Categorized | General Interest

The Ground Moves A Bit More

As I pointed out yesterday, the president’s empty “Strategy For Victory” speech has one unintended consequence: it pushed House Minority Leader Nancy Pelosi a bit further in the direction of sanity, as she declared that she would follow John Murtha’s lead.

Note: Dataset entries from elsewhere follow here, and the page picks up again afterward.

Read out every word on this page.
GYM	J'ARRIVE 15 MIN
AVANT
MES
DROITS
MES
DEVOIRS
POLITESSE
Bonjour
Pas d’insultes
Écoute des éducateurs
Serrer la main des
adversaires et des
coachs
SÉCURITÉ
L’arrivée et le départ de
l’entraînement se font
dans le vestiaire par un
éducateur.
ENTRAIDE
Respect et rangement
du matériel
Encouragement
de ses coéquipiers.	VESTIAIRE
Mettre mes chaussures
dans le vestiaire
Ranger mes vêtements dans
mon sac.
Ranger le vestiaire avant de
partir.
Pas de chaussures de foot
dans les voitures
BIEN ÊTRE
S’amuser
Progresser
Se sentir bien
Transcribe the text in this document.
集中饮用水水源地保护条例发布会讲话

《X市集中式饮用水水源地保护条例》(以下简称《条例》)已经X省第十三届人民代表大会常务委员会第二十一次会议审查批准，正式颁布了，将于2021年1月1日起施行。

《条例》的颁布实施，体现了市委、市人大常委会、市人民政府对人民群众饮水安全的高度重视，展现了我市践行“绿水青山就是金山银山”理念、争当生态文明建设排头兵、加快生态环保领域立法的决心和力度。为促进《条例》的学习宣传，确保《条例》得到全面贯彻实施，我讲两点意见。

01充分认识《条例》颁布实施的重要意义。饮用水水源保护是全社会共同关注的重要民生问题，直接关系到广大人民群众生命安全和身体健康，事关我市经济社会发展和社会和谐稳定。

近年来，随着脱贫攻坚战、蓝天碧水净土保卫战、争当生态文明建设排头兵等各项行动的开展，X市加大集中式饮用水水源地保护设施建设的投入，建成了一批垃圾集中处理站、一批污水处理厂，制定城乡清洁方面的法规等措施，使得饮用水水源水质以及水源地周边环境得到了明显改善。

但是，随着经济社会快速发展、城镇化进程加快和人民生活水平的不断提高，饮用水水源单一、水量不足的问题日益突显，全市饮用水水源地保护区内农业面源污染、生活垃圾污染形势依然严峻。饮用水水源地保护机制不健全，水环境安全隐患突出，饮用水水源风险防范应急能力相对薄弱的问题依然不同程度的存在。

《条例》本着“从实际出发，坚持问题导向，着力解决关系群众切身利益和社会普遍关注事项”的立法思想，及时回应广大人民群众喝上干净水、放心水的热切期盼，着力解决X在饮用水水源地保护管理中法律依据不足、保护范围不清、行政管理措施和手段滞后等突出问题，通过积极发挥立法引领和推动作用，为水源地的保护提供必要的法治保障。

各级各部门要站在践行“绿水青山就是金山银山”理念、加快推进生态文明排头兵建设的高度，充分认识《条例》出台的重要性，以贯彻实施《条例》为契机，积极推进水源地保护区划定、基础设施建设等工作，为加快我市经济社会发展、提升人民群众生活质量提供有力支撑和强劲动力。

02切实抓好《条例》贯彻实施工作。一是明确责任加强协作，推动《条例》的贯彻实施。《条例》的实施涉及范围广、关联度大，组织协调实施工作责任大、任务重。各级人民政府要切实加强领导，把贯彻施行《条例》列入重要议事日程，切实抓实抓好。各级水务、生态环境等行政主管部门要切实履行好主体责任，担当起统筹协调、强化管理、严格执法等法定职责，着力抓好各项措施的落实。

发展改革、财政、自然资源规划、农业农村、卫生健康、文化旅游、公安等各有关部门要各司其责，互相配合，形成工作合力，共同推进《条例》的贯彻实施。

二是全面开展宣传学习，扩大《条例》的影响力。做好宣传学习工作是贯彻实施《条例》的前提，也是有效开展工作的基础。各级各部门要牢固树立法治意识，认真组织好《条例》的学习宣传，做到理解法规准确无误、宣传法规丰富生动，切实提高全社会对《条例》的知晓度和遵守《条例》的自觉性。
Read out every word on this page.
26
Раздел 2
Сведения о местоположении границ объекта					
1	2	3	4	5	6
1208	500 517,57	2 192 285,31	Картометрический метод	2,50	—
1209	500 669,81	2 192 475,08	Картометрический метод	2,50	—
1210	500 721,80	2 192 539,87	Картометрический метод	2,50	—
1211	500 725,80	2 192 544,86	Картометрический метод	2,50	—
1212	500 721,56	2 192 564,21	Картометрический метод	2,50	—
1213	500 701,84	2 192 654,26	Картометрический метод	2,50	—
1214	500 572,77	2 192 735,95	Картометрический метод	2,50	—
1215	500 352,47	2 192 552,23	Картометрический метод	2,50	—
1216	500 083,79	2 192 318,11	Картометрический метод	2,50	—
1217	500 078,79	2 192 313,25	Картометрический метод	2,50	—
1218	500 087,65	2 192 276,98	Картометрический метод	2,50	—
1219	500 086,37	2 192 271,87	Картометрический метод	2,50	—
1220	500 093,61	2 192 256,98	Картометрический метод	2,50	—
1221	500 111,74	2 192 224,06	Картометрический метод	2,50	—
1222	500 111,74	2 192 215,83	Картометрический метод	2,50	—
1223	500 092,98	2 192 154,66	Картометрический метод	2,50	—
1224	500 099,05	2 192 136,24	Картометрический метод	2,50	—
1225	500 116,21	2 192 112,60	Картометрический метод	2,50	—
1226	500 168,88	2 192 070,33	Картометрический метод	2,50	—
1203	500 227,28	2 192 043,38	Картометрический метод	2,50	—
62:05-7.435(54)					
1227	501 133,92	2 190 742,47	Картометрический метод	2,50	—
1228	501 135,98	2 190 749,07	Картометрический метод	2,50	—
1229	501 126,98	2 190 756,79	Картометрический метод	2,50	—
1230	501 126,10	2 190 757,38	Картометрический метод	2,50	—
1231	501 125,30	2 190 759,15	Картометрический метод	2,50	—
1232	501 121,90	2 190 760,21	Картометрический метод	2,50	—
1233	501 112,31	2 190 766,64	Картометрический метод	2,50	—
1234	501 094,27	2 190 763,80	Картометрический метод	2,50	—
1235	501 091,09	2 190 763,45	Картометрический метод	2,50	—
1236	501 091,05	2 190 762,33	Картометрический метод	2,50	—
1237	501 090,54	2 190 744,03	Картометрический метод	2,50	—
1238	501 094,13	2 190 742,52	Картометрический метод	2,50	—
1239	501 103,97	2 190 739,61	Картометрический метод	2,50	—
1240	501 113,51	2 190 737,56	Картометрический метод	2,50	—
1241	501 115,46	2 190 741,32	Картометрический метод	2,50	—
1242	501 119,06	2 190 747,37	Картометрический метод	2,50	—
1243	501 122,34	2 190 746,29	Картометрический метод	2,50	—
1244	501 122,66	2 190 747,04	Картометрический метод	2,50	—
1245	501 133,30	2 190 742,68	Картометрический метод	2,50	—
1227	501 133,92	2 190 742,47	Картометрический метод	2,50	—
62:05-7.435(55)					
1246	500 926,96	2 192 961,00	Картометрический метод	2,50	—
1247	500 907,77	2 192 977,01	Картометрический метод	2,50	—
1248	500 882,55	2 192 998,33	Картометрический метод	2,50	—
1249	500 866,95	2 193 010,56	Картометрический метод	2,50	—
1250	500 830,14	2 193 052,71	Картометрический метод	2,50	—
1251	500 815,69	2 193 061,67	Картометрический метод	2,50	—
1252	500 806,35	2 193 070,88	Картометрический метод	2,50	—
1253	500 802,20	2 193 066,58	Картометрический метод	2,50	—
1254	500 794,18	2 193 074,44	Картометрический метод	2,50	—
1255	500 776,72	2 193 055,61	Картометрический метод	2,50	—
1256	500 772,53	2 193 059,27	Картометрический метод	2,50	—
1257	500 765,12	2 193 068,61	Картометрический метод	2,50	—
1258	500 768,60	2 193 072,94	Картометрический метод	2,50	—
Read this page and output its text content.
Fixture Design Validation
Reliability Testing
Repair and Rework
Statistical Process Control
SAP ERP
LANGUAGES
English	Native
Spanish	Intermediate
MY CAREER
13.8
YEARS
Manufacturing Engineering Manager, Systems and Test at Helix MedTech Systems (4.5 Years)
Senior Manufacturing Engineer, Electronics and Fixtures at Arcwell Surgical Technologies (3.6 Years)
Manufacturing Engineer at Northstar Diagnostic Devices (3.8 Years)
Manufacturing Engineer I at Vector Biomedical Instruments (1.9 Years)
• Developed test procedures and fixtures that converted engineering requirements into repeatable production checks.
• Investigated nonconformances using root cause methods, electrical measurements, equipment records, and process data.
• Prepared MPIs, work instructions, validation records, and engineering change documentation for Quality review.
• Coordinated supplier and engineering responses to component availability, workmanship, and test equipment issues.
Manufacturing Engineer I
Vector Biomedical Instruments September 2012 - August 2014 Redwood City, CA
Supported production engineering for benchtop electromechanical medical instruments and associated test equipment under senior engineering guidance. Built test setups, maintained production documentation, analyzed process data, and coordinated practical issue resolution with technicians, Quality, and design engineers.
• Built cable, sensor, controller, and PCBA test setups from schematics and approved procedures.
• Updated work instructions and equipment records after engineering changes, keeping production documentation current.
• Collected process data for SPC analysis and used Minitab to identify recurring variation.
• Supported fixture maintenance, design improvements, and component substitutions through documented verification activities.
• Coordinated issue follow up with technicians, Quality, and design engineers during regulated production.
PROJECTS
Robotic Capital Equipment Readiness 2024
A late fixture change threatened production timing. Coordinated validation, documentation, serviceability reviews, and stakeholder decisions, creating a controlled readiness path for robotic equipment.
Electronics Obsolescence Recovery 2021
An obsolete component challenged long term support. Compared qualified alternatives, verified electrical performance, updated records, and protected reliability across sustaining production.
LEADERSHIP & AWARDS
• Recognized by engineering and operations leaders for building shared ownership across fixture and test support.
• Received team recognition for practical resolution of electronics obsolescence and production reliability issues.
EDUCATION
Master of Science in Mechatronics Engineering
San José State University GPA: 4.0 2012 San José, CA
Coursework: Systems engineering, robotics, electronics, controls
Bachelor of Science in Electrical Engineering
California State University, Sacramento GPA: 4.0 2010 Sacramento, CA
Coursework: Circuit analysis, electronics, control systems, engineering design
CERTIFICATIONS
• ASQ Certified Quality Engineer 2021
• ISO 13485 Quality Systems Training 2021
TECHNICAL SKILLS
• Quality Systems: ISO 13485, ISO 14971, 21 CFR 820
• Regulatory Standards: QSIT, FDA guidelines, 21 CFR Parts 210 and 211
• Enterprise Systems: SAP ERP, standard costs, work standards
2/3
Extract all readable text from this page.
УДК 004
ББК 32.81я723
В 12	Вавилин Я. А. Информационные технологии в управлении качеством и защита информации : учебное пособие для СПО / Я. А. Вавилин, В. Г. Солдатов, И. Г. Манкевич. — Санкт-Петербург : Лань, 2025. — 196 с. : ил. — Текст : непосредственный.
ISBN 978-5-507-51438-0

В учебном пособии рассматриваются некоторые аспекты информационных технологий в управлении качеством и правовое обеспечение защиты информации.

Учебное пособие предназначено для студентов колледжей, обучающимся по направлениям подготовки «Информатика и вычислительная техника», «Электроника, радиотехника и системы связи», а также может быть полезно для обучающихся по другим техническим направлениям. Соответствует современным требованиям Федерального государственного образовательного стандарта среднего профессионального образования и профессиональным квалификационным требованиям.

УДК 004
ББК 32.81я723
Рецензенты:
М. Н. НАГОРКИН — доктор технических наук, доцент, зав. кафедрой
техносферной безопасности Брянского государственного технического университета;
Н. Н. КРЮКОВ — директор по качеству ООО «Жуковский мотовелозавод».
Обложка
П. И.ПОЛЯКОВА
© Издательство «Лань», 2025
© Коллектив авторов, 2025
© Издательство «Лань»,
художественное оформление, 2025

In today’s Washington Post, Jonathan Weisman writes under the headline, “Democratic Lawmakers Splinter on Iraq:
Many Surprised as Pelosi Calls for a Fast Pullout:”
(registration required). Here are the first few paragraphs–

Nancy Pelosi’s embrace Wednesday of a rapid withdrawal from Iraq highlighted the Democratic Party’s fissures on war policy, putting the House’s top Democrat at odds with her second in command while upsetting a consensus developing in the Senate.

For months now, Democratic leaders have grown increasingly aggressive in their critiques of President Bush’s policies in Iraq but have been largely content to keep their own war strategies vague or under wraps. That ended Wednesday when Pelosi (D-Calif.) aggressively endorsed a proposal by Rep. John P. Murtha (D-Pa.) to pull U.S. troops out of Iraq as soon as possible, leaving only a much smaller rapid-reaction force in the region.

The move caught some in the party by surprise. It threw a wrench into a carefully calibrated Democratic theme emerging in the Senate that called for 2006 to be a “significant year of progress” in Iraq, with Iraqi security forces making measurable progress toward relieving U.S. troops of combat duties. Senate Minority Leader Harry M. Reid (D-Nev.) said last month that “it’s time to take the training wheels off the Iraqi government.”

What’s more, House Minority Whip Steny H. Hoyer (D-Md.) issued a statement Wednesday that was in marked contrast to Pelosi’s. “I believe that a precipitous withdrawal of American forces in Iraq could lead to disaster, spawning a civil war, fostering a haven for terrorists and damaging our nation’s security and credibility,” he said.

It’s still hard to know what motivated Pelosi to change her stance but it could be, as the piece says, that the activist core of the Democratic Party is just fed up with the position of the party’s leadership on Iraq.